My guess is people complain that large code bases in dynamic programming language becomes unmaintainable since they can hardly grasp the “complex” data transformations and interactions. Plus, coding without code completion is more prone to typos and misguided guess works. They are all valid reasons.
Python’s type hinting partially solve the problems. It does not enforce correctness unless you strictly requires it, but it does lessen the cognitive load for you (and your IDE/editor).
Generator
I planned to write about list list comprehension first, but then realized that the topic would not make sense without explaining generator beforehands. In some ways, Python’s generator is similar to SICP’s definition of “stream”, and Observable in RxJS.

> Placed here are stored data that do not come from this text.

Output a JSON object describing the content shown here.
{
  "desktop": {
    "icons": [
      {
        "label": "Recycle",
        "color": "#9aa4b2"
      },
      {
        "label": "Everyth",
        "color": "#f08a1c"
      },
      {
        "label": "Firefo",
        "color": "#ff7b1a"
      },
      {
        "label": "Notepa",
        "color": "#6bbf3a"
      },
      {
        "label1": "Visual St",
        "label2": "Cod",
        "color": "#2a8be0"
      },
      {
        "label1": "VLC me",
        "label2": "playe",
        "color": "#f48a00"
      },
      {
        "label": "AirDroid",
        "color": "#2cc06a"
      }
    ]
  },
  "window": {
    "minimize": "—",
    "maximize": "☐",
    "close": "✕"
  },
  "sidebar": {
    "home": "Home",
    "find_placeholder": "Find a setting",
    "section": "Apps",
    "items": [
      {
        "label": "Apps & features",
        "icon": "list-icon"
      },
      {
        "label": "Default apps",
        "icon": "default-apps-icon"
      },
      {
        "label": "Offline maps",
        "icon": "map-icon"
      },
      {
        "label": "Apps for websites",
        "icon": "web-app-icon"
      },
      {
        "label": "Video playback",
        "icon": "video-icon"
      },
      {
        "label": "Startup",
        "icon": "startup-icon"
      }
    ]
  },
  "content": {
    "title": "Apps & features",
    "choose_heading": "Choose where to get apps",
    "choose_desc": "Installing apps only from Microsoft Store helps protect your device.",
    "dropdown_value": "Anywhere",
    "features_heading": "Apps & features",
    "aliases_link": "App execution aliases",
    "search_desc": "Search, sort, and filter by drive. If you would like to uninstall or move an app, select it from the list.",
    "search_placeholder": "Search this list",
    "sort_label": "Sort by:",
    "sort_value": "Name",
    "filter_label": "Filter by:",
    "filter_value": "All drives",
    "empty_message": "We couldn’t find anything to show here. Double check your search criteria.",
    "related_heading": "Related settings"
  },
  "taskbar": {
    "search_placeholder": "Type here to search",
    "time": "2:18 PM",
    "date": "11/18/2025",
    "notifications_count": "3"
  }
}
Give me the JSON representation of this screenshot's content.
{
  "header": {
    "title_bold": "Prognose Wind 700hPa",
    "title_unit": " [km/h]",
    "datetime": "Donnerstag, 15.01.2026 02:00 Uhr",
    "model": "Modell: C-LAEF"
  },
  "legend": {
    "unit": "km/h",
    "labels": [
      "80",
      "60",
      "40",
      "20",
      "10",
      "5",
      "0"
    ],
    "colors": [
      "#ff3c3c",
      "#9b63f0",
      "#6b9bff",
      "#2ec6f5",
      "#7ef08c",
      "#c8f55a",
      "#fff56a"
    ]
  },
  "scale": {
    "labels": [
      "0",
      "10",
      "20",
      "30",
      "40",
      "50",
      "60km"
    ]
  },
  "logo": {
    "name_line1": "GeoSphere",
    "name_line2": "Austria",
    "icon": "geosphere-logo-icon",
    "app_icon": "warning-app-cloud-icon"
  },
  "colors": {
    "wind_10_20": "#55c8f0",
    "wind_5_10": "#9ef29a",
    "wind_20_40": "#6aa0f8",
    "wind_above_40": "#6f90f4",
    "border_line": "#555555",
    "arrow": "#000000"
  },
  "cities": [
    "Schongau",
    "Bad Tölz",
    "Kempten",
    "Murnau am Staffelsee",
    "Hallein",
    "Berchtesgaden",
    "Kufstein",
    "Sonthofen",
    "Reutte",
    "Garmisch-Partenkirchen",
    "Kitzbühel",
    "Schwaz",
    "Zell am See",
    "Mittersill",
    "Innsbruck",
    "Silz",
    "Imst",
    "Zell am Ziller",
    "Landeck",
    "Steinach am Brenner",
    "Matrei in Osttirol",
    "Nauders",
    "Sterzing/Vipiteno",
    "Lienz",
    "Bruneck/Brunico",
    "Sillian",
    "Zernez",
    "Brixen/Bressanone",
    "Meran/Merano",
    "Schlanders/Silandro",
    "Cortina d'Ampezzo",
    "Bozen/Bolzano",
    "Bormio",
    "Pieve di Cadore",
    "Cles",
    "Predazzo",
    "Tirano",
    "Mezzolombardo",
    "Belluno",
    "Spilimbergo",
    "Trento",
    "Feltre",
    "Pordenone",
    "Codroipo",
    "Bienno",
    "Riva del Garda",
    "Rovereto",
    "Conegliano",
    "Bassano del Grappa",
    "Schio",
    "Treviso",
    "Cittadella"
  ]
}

In its simplest form, a generator goes with yield
, and look like this:
def f(x):
yield x
generator = f(3)
# <generator object f at 0x7f933f1ac938>
next(generator)
# 4
next(generator)
# StopIteration
def g():
yield 1
yield 2
yield 3
generator_2 = g()
# <generator object g at 0x7f933f1ac990>
list(generator_2)
# [1 2 3]
A generator then is something you can pass into next
to get a value. You
understood that and started thinking: what is the point of using it? Let me goes
through a more complex sample:
class Solution:
def natural_numbers(self) -> Iterator[int]:
current = 0
while True:
current += 1
yield current
def firstMissingPositive(self, nums: List[int]) -> int:
existed_numbers = {
num
for num in nums
}
iterator = self.natural_numbers()
while (num := next(iterator)) in existed_numbers:
pass
return num
That was the solution for Leetcode 41. First Missing Positive. I doubt that a hand rolled solution can be more elegant than generator usage.

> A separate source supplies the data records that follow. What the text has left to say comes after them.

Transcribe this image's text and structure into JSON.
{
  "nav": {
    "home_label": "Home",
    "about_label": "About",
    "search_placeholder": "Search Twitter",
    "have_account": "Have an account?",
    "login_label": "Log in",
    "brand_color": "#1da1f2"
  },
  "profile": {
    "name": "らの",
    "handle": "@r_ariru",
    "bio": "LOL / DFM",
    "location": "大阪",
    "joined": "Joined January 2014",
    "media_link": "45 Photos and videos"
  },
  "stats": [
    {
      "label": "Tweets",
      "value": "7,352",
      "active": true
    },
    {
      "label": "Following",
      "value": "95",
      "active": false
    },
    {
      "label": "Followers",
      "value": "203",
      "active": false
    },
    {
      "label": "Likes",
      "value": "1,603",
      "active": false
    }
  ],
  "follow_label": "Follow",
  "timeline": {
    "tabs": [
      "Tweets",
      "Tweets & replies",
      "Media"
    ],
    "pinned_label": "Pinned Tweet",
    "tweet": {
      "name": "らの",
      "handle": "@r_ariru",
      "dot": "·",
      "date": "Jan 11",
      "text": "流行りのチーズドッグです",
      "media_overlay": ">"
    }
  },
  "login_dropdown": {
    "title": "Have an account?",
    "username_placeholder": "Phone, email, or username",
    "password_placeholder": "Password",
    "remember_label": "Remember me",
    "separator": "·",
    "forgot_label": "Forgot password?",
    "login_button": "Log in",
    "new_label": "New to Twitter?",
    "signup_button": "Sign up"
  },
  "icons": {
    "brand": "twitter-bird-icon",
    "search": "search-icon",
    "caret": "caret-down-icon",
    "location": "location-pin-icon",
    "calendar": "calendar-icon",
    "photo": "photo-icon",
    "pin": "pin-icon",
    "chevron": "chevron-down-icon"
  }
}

We then see the application of generator: when we need “lazy” sequences, a.k.a things that only pass their values once, to be frugal on our memory usage, or persists a state of the last execution.

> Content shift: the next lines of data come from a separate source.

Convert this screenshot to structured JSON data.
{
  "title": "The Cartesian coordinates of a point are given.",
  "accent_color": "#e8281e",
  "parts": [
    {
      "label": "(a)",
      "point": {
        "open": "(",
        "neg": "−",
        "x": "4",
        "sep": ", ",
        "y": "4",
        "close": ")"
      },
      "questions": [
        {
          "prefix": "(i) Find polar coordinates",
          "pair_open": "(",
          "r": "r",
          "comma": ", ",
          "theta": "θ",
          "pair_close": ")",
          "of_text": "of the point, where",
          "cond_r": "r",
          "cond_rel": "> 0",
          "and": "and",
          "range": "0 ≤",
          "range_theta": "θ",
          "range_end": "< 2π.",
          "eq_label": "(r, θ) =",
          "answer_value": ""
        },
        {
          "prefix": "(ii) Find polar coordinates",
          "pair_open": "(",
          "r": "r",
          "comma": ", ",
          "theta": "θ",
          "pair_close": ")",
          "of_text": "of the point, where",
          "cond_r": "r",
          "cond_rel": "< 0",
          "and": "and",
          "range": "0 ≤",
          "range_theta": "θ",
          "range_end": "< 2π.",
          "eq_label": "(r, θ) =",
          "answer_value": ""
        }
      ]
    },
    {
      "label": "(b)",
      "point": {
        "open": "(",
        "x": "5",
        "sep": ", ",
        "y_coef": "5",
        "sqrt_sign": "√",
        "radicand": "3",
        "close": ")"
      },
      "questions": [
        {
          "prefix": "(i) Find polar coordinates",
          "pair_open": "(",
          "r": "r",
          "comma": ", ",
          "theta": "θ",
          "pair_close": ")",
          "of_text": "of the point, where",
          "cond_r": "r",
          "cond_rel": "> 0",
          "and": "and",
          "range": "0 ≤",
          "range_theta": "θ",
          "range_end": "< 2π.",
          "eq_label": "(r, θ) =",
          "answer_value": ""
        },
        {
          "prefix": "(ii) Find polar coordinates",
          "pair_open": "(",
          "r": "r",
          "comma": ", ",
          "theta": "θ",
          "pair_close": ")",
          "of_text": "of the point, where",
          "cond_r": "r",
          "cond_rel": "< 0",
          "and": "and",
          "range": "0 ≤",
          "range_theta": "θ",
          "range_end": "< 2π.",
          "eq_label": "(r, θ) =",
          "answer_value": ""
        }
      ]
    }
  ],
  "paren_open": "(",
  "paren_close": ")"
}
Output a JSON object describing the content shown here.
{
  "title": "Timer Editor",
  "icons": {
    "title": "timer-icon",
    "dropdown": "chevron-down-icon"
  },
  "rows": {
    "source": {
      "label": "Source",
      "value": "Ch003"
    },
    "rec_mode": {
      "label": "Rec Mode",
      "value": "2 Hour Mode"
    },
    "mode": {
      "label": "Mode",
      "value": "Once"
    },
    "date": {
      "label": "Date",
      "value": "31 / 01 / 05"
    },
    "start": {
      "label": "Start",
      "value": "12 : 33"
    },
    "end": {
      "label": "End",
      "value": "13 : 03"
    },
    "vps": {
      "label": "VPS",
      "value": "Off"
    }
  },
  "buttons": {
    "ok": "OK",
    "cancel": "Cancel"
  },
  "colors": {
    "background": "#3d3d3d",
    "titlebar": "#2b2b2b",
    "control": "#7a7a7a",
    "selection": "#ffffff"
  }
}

Understanding generator then lead us to more interesting stuff: list comprehension, and “hidden gems” within Python’s standard library.
List Comprehension
I will show my take on a seemingly trivial problem from Project Euler: add all the natural numbers below one thousand that are multiples of 3 or 5.
The first “traditional” version would look like this:
result = 0
for number in range(1001):
if (
number % 3 == 0 or
number % 5 == 0
):
result += number
The second version with list comprehension would look like this:
numbers = [
number
for number in range(0, 1001)
if (
number % 3 == 0 or
number % 5 == 0
)
]
result = sum(numbers)
In the second version, I created a list of suitable numbers, and then calculate the sum of it. For me, the second version is better, since it is more “declarative”, in other words, you “declare” the result, and let the computer calculate it for you.
We then vaguely see the pattern of list comprehension:
odd_numbers = [
x # how we want to "take" an element
for x in range(10) # the "ritual" to point out what is the sequence
if x % 2 == 1 # the filtering condition
]
# [1, 3, 5, 7, 9]
A nested for loop then can be written like this:
pairs = [
(x, y) # how we want to "take" the elements
for x in range(10) # loop of the first sequence
for y in range(10) # loop of the second sequence
]
# [(0, 0), (0, 1), (0, 2), ..., (9, 8), (9, 9)]
At this point, the syntax for ... in ...
can be used in a “normal” for loop,
but we then realize it probably has some other meanings. If we try typing x for x in range(10)
into Python’s interpreter, wrapped in ()
:
(x for x in range(10))
# <generator object <genexpr> at 0x7f933f1ac938>
It was a generator all along! Our explanation then can be this concise:
odd_numbers = [
x # `next`
for x in range(10) # "iterable"
if x % 2 == 0 # condition
]
# [0, 2, 4, 6, 8]
What does “iterable” means is left as an exercise for the reader.
Hidden Gems of Standard Library
After we had a good grasp of generator, we then want to write some cool stuff using generator by ourselves:
def natural_numbers() -> Iterator[int]:
current = 0
while True:
current += 1
yield current
Python provided them inside a package called itertools
, however:
from itertools import count
count
is roughly equivalent to:
def count(start=0, step=1):
n = start
while True:
yield n
n += step
Just using the standard library, a “cool” function that I really like to “replace”
nested loop is product
:
from itertools import product
list(
product(
range(3),
range(3),
)
)
# [(0, 0), (0, 1), (0, 2), (1, 0), (1, 1), (1, 2), (2, 0), (2, 1), (2, 2)]
Numbers are used in this case, but we can use any other kind of sequence in the
place. In case we want “strictly increased” and “unique” elements
(combinations), we can use… combinations
instead. permutations
also has
its use. Python official
documentation summarized it
better than I can:
Examples | Results |
---|---|
product('ABCD', repeat=2) |
AA AB AC AD BA BB BC BD CA CB CC CD DA DB DC DD |
permutations('ABCD', repeat=2) |
AB AC AD BA BC BD CA CB CD DA DB DC |
combinations('ABCD', repeat=2) |
AB AC AD BC BD CD |
Bonus: “Good” Third-party Libraries
Version Management
pyenv
is probably good enough, but I still recommend asdf
, however, since it
works with other programming languages in the same fashion. You can look at the
tool here.
Dependency Management
Let me summarize the way “dependency management” works in Python, using xkcd’s comic:
We have pip
, which goes with requirements.txt
as the standard practice. We
have virtualenv
which is the “old preferred way”, and superseded by python -m venv
. More than that, we have pipenv
, and poetry
, and literally ‘dephell’
which stands for dependency hell itself.
Please let me give you a single solution which seems “good enough”, and save your time on researching: go all-in with Poetry.
Install and Run Python Applications in Isolated Environments
The tool is called pipx
, which is similar to npx
of npm
. The explanation
is very well written on their documentation:
- pipx is a tool to help you install and run end-user applications written in Python. It’s roughly similar to macOS’s brew, JavaScript’s npx, and Linux’s apt.
- It’s closely related to pip. In fact, it uses pip, but is focused on installing and managing Python packages that can be run from the command line directly as applications.